In one of Gray Matter’s earliest inflictions on the reading public – way back in 1998 – I wrote of the lately deceased actor James Villiers whose famously fruity tones were first heard in Ian Hay’s play The Crimson Coconut.

As his Daily Telegraph obituarist noted, this was a turkey of some dimension, an opinion in which I entirely concurred having myself once acted in it.

Nothing remains of the colossal wreck of the production’s first (and only) night, save the memory of my lifting the gleaming silver lid of a serving dish to reveal, lit fuse fizzing brightly, a large, cartoon-style anarchist’s bomb.

This was “ze crimson coconut!” as I (and Villiers) had proclaimed it.

Hay was no doubt exploiting both in the title and action of his play the curious comic potential with which the coconut appears to be invested.

Why a coconut is, per se, an item of amusement I cannot say. But it certainly is. When I mentioned to friends that I was reading a book about coconuts they thought that this was funny and that the book probably was too.

This would surely not have been their reaction had author Robin Laurance – an experienced journalist and photographer (Guardian, Times, New York Times, and more) long resident in Oxford – chosen to write about another type of nut, as he so nearly did.

“My first idea was to write a book about marzipan and the almonds from which it is made,” he tells me in the sunny garden of his Summertown home.

“With research well under way, I was planning a panel with comparisons with other types of nut. I looked into coconuts and this was a eureka moment. It was so interesting. Coconuts had such a history – and such a present – that I decided to give up on marzipan and do a whole book on them.”

Coconut: How the Shy Fruit Shaped the World (The History Press, £15.99) is the happy result of that decision – informative, entertaining, sparkily written and (yes!) quite often funny.

Though The Crimson Coconut doesn’t get a look in (“I wish I’d known about it”) quite a lot on the cultural front does, if the Billy Cotton Band’s recording of I’ve Got a Lovely Bunch of Coconuts comes into this category.

The 1950 disc – with vocal by band member Alan Breeze – was a big seller in its day, regularly plugged on Cotton’s radio and television shows.

The act’s longevity on the airwaves, incidentally, probably had something to do with the fact that Billy Cotton Junior (the son) was to become the BBC’s head of light entertainment.

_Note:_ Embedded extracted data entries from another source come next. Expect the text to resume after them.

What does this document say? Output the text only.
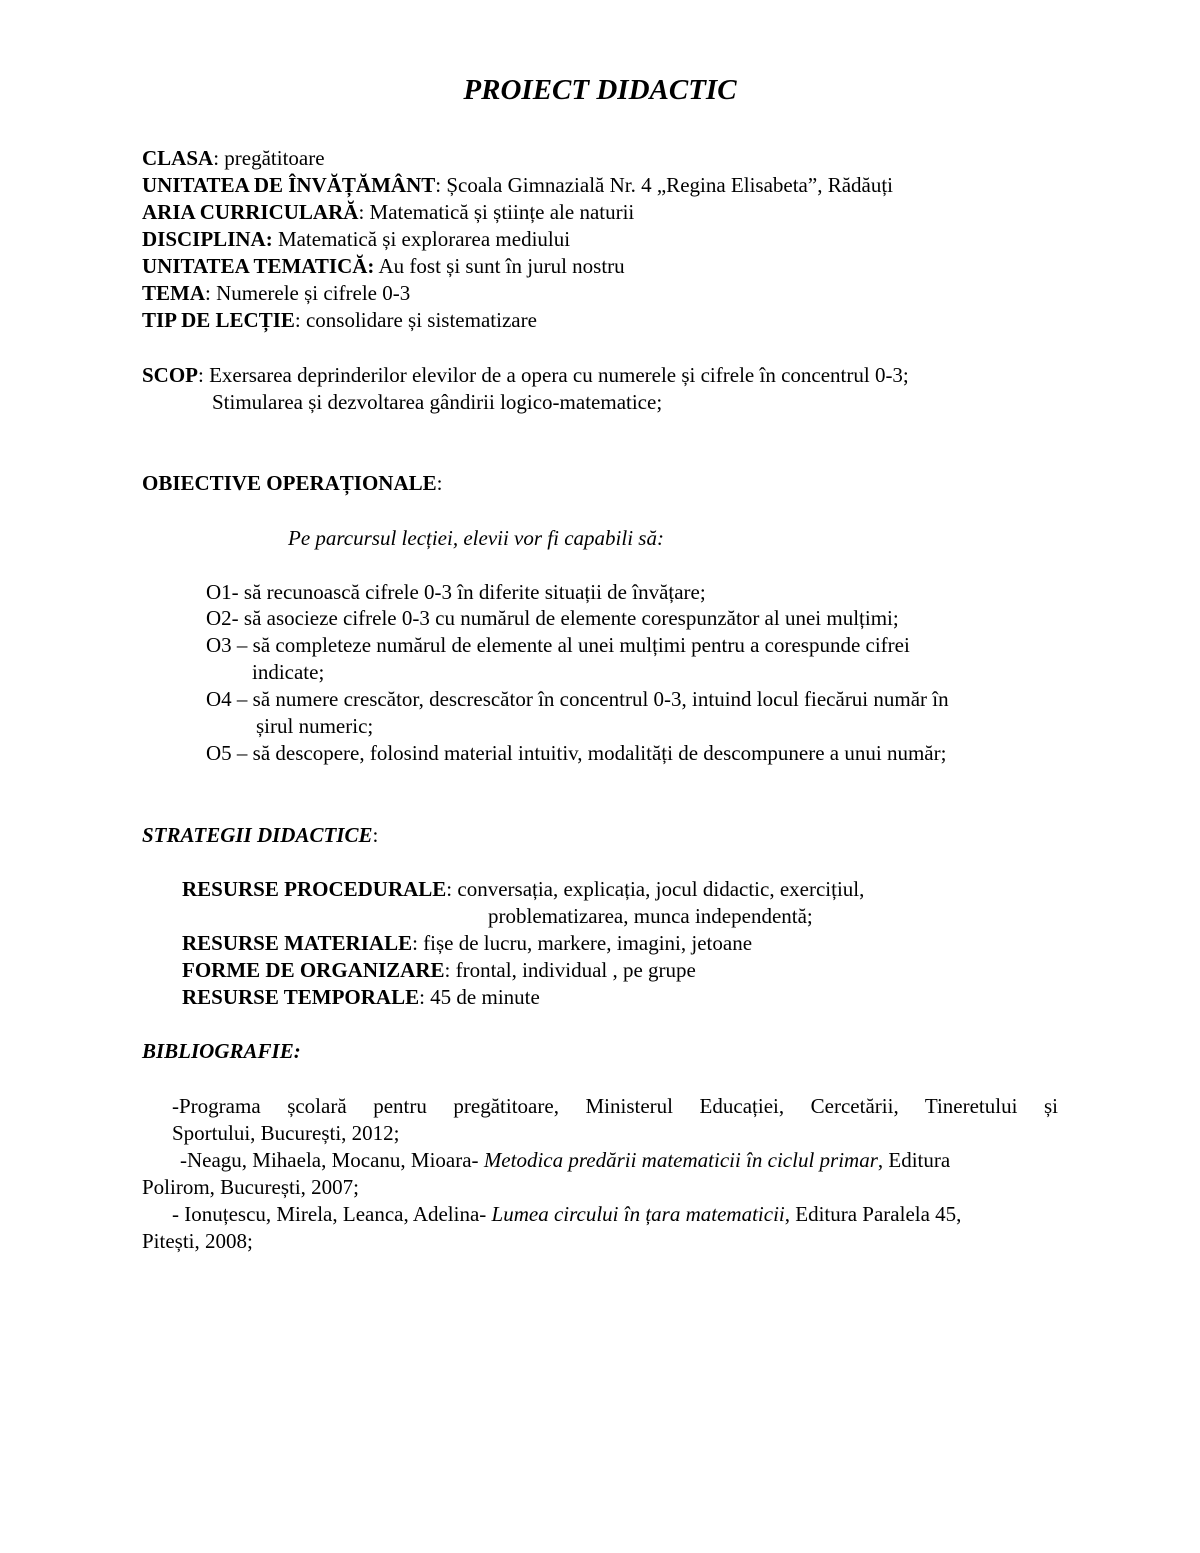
PROIECT DIDACTIC
CLASA: pregătitoare
UNITATEA DE ÎNVĂȚĂMÂNT: Școala Gimnazială Nr. 4 „Regina Elisabeta”, Rădăuți
ARIA CURRICULARĂ: Matematică și științe ale naturii
DISCIPLINA: Matematică și explorarea mediului
UNITATEA TEMATICĂ: Au fost și sunt în jurul nostru
TEMA: Numerele și cifrele 0-3
TIP DE LECȚIE: consolidare și sistematizare
SCOP: Exersarea deprinderilor elevilor de a opera cu numerele și cifrele în concentrul 0-3;
Stimularea și dezvoltarea gândirii logico-matematice;
OBIECTIVE OPERAȚIONALE:
Pe parcursul lecției, elevii vor fi capabili să:
O1- să recunoască cifrele 0-3 în diferite situații de învățare;
O2- să asocieze cifrele 0-3 cu numărul de elemente corespunzător al unei mulțimi;
O3 – să completeze numărul de elemente al unei mulțimi pentru a corespunde cifrei
indicate;
O4 – să numere crescător, descrescător în concentrul 0-3, intuind locul fiecărui număr în
șirul numeric;
O5 – să descopere, folosind material intuitiv, modalități de descompunere a unui număr;
STRATEGII DIDACTICE:
RESURSE PROCEDURALE: conversația, explicația, jocul didactic, exercițiul,
problematizarea, munca independentă;
RESURSE MATERIALE: fișe de lucru, markere, imagini, jetoane
FORME DE ORGANIZARE: frontal, individual , pe grupe
RESURSE TEMPORALE: 45 de minute
BIBLIOGRAFIE:
-Programa școlară pentru pregătitoare, Ministerul Educației, Cercetării, Tineretului și
Sportului, București, 2012;
-Neagu, Mihaela, Mocanu, Mioara- Metodica predării matematicii în ciclul primar, Editura
Polirom, București, 2007;
- Ionuțescu, Mirela, Leanca, Adelina- Lumea circului în țara matematicii, Editura Paralela 45,
Pitești, 2008;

Though I take no great joy in the memory of it, I recall that I once heard Bunch of Coconuts ‘live’, having been taken as a boy (eight or nine) to see Billy and the team at Peterborough’s Embassy Theatre.

Here a decade later I had the unforgettable experience of a live performance by Jerry Lee Lewis, “the greatest pianist ever”, as John Cooper Clarke wisely described him in the process of choosing his Desert Island Discs on Radio 4 last week. Whole Lotta Shakin’ Goin’ On was the Jerry Lee record he picked.

But back to Billy Cotton’s Coconuts – this is a comedy hit still played at Cambridge United’s ground every time there’s a home win. For an explanation of this weird tradition, you’ll need to buy Robin’s book, in researching which he travelled as far afield as the Philippines and Thailand, where masses of coconuts are grown.

Readers can hardly fail to share, with the author, a fascination for the coconut, not least for its versatility, so many parts of it being useful, and not just as food and drink. In this respect, it invites comparison with the pig, famously exploited in every way – including, it’s said, for its squeak.

From the husk’s coarse fibre (coir) are fashioned ropes and matting, including that laid on the stone floor at St George’s Chapel, Windsor, for the baptism of the future Edward VII.

When his mother, Queen Victoria, married Prince Albert, millions of her subjects displayed burning candles made from coconut oil, whose other uses include the making of soap and margarine. Details on the fortunes made from these are fascinating to read about.

So, too, are the various medical uses to which it is applied. One American nutritionist’s huge list includes such conditions as heart disease, kidney infection, osteoporosis and type-2 diabetes. It is also good for (giving me a rare opportunity of spelling the word) the relief of haemorrhoids.

Remaining ‘below decks’, the charcoal made by burning coconut shells is approved by the NHS for relieving flatulence.

The myriad uses to which the charcoal is put proved for Robin the really big surprise of his research.

Gas masks with coconut charcoal filters protected millions during the Second World War. The charcoal is today used in research into nuclear fusion and in A&E departments as a first response to overdoses.

No laughing matter, then.

* Robin is talking about Coconut at Blackwell’s, Broad Street, on Tuesday at 3pm. Admission is free.